Sonninen first came to Japan in 2007 as an exchange student at the University of Tokyo. In an interview with Bridge, he compared the Japanese startup landscape of about 10 years ago to that of today, saying, it has now become easier to realize the vision he used to want to achieve.

Antti Sonninen speaks at the Takeoff Tokyo launch party in Shibuya, Tokyo, on Tuesday.
Image credit: Masaru Ikeda

In many countries, startups usually expand into beyond their home turf early on in their history, which is just an extension of their everyday business efforts. Of course, the typical mindset of local entrepreneurs differs between countries that heavily depend on foreign demand and those with large domestic demand, but even so, it seems to Sonninen that Japanese startups have less ventured outside the country, which in his eyes is a rare occurrence. However, the situation has been changed, especially in the Web3 startup scene, and there has been a noticeable movement of entrepreneurs and investors from all over the world coming to Japan, as seen at ETHGlobal Tokyo a couple of weeks ago.

Sonninnen says,

During my days at Rovio, I recall how much I was impressed when I saw with my own eyes how one of the world’s best projects was born from the small Nordic country.

He continued.

Now it is much easier to take on the challenge of creating the world’s best business or project from Japan. In 1990s when Japan saw high economic growth, some people may have thought that the Japanese way on business works fine. They typically used to take an interpreter and visit destinations worldwide on business. But more people now think that this way doesn’t work anymore.
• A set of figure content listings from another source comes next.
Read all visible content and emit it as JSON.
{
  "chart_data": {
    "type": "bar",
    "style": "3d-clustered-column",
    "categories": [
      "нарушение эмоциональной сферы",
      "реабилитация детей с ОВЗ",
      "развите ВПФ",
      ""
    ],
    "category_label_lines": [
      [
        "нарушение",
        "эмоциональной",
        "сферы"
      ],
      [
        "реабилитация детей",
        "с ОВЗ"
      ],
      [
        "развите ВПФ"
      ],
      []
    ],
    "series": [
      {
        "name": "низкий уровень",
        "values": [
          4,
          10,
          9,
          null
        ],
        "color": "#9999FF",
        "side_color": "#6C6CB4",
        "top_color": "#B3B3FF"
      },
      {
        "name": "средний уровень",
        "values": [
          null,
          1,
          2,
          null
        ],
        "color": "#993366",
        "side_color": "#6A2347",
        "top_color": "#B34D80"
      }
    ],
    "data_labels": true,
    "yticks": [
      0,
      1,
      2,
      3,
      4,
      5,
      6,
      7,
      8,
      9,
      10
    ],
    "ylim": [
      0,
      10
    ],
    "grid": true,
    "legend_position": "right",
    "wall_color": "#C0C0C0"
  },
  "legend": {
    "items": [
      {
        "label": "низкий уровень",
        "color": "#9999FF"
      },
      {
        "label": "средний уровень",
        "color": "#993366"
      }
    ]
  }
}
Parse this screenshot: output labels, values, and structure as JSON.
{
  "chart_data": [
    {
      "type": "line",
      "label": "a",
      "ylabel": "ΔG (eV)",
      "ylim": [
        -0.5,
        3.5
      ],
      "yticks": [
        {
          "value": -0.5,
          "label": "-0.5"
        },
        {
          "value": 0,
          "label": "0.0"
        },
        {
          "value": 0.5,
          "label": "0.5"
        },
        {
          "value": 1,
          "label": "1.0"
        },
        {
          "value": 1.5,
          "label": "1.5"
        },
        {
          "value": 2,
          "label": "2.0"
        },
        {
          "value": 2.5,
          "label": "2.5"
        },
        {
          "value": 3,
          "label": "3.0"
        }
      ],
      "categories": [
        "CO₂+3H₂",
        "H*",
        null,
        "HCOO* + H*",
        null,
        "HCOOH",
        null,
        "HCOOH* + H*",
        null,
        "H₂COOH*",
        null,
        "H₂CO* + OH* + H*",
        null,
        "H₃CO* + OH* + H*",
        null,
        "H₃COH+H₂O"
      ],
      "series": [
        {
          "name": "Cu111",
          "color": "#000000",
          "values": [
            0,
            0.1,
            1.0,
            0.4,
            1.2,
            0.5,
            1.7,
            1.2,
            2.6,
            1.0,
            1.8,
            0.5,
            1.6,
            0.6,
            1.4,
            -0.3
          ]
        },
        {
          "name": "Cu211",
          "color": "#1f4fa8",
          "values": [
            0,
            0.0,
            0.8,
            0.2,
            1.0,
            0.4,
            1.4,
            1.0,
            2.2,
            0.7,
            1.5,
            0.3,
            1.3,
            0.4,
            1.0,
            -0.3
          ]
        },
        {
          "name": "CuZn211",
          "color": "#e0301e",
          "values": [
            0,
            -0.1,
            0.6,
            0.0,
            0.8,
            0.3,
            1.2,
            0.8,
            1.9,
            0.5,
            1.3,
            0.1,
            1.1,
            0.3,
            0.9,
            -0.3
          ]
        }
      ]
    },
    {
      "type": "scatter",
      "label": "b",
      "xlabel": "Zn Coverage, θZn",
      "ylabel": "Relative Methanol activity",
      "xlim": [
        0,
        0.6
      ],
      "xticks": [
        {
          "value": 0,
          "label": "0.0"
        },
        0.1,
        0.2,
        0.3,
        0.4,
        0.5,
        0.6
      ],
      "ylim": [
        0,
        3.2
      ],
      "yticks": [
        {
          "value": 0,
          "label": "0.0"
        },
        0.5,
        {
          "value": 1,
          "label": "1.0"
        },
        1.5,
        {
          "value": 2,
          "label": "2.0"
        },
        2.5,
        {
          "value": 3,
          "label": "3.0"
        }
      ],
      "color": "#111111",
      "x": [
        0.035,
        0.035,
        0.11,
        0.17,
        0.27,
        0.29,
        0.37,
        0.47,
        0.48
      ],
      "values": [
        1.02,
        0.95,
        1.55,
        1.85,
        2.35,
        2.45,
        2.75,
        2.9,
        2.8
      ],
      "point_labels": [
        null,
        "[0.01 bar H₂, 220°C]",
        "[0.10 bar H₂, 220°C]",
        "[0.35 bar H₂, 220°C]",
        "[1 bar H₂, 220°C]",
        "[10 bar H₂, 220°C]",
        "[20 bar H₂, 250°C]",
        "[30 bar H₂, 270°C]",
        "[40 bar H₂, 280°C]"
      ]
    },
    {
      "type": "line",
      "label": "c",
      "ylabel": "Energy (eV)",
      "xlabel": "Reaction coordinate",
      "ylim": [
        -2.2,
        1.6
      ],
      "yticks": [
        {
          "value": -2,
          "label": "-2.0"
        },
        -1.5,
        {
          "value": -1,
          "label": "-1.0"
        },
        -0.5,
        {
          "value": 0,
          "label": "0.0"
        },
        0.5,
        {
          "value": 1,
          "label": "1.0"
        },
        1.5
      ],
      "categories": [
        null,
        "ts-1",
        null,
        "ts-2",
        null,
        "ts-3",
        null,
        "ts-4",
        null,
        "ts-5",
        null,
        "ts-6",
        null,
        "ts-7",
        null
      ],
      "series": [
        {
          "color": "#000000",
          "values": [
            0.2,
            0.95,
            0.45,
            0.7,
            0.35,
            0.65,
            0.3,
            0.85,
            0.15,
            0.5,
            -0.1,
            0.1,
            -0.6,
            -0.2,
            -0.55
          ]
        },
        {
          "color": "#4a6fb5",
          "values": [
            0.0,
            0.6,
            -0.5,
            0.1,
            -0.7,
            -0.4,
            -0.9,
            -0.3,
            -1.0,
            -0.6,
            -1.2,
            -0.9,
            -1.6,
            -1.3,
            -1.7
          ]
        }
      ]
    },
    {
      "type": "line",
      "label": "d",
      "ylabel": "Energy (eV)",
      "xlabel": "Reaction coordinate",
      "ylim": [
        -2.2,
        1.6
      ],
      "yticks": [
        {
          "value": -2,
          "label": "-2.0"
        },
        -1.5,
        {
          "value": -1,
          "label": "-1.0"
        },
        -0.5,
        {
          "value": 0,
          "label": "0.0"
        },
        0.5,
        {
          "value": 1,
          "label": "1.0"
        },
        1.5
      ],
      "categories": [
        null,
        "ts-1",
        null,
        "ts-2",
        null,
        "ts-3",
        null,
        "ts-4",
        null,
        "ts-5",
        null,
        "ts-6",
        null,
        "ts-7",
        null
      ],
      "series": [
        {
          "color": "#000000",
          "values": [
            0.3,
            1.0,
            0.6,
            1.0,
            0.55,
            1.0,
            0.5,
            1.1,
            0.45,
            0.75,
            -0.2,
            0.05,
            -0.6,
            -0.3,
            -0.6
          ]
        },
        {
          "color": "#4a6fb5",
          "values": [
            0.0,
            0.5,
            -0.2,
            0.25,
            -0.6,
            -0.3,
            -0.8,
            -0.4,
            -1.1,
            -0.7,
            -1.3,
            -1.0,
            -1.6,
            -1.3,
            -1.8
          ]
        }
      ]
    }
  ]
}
Now we have a better environment in Japan, which encourages new challenges to take on.

There are many startup conferences in Japan and the rest of the world, but Takeoff Tokyo is particularly interested in helping and encouraging startups trying to go global, not only from Japan. However, the issue at hand for them is to help Japanese startups trying to expand globally. The team will focus on fostering a community which can also discuss issues such as securing the human resources and improving the skills required for the startups looking at global expansion. The June event will be apparently a kick-off to such community activities.

A huge crowd gathered at the Takeoff Tokyo launch party in Shibuya, Tokyo on Tuesday.
Image credit: Masaru Ikeda

Our country has imported a variety of knowledge from overseas, and even Slush Asia and Slush Tokyo were localized from Slush in Finland. But Sonninen’s decision to launch his own brand, Takeoff, was based on the idea that he wanted to bring his original to the world instead of importing. The event is eventually expected to be managed on a community-driven basis where each participant can act as one of the organizers.

Slush Asia and Slush Tokyo have produced many entrepreneurs and budding entrepreneurs from the conference’s organizers and volunteers. In fact, we have often covered startups founded by their alumni, and they proudly say, “I am from Slush Asia (or Slush Tokyo)” when introducing themselves, which is less often experienced in other startup conferences, either domestic or international. We look forward to seeing the June event to understand what kind of community Takeoff Tokyo will foster from now on.